Clean the food bowl and water bottle or dish daily to keep it sanitary and clean. Throw away uneaten food before putting in new food.
How often should I clean their tank/cage?
Clean your gerbil enclosure once every two weeks, put your gerbil in a safe place while cleaning its tank, a small temporary cage or gerbil ball would do the trick. Empty the tank from all of the beddings, rinse out everything with warm water and mild soap. Dry it completely before setting up the new bedding. If there is water or food spillage inside the tank, you may have to clean it sooner, don’t leave it for a long time, or else it will start to smell and mold might form, and this is not good for your pet.
Do Fat-tailed gerbils need to take a bath?
If you have tried keeping hamsters before, you would occasionally see them cleaning themselves, it’s the same with Fat-tailed gerbils, they will spend a lot of their day washing themselves and making their fur clean. Gerbils are extremely clean creatures.
In some cases, they may need a bit of your help especially if they are ill or getting old.
As I mentioned above, they will need an occasional sand bath to clean their fur. In the wild, they will use sand in cleaning their fur and since there is little water in this arid climate that they naturally inhabit, they have developed this behavior instead of taking a water bath.
Do I need to brush their coat?
If there is dried food or droppings stuck in their coat, you can use a small, wide-tooth brush to get it out.
If there’s only a little dirt on them, just try wiping it off with a little bit of water on a cloth instead of a whole-body bath.
Should I trim their nails when it gets long?
Eventually, your gerbil’s nails will grow too long, they don’t have the opportunity to wear down their nails naturally unlike in the wild so that means you’ll have to step in and give them a helping hand.

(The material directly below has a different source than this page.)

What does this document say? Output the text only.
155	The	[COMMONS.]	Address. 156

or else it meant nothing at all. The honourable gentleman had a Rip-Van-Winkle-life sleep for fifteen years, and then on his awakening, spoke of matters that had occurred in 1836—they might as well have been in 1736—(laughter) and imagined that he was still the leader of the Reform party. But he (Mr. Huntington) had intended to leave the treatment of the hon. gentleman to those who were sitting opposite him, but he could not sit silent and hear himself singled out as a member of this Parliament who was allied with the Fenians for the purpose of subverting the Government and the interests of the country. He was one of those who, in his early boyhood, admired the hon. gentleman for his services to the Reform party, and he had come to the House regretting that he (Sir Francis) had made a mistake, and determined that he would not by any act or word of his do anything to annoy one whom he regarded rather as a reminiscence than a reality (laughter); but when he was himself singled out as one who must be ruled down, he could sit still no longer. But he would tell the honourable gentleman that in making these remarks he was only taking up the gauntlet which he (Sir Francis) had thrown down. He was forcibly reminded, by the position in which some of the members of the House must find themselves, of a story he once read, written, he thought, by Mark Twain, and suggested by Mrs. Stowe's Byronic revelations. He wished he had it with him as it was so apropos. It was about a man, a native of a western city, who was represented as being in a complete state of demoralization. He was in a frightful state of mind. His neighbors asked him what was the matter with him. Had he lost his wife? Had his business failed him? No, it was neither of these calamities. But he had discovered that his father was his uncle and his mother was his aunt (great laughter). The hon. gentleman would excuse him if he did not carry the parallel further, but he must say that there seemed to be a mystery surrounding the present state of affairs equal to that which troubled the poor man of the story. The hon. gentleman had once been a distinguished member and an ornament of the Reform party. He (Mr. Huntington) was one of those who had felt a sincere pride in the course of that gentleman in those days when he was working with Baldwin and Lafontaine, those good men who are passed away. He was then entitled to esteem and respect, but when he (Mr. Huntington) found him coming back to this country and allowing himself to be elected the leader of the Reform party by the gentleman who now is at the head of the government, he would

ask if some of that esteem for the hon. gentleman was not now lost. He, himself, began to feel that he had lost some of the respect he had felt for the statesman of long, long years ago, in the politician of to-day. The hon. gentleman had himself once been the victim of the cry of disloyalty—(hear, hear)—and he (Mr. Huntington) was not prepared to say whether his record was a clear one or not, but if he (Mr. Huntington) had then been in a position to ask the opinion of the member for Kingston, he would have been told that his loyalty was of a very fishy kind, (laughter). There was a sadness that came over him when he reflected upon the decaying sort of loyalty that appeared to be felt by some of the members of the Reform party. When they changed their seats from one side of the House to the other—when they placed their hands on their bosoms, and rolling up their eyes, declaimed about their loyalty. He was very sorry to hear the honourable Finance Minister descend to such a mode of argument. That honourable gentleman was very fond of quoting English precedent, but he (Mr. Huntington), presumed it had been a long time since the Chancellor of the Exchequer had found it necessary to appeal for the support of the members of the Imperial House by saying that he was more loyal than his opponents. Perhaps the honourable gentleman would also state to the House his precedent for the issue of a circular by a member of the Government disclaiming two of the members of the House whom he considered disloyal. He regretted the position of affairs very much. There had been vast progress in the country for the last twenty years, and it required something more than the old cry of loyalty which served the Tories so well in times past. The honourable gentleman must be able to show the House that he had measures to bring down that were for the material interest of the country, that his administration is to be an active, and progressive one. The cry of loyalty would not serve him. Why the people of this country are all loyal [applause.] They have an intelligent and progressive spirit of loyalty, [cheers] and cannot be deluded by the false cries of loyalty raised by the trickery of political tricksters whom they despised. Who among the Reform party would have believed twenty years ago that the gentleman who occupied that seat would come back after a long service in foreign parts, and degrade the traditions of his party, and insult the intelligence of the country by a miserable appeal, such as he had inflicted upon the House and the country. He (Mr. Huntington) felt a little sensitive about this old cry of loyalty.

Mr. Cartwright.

Make sure that your gerbil is calm to avoid clipping injuries, examine the nails carefully. It’s best to get another person to help you hold your pet on their lap while doing so. Shine a flashlight underneath the foot to illuminate the nails, you will see that there are blood vessels in their nails and it’s very important to avoid cutting this or the surrounding nail. To avoid this, only take a tiny portion of the nail at a time, trim the very end until the nail is no longer curving towards the foot just enough for them to put their whole foot down without the nail touching the ground. If you’re not confident in doing so, seek professional help.
Monitoring their health
One of the main important aspects of pet keeping is to know how they should look normally as they go about their day-to-day routine. When you’ve become used to your pet, you’ll understand what they would look like in their top shape, if they’re happy and healthy. It’s best to always monitor their health for underlying issues.
Check their breathing, hair, eyes, ears, skin, and bodies.
They usually show changes in behavior when they are not feeling well. Your Fat-tailed gerbil may start eating more or less if they are sick. If they are hunching unusually, coughing, or have a hint of a bloody nose, it could be a sign of respiratory infection.
For intestinal problems, if there are noticeable changes in their dropping’s consistency and there are feces sticking out in their behind, you may have to visit the vet immediately.
Oftentimes the indication for a sick gerbil would have sores, lumps, and scabs around the nose and mouth. Their coat may begin to change in texture and thickness if their health is compromised and/or not getting enough nutrients.
If you have urgent concerns about your fat-tailed gerbil, make an appointment with your local veterinarian and bring them in for a checkup. It’s also ideal to schedule an annual checkup to prevent future problems.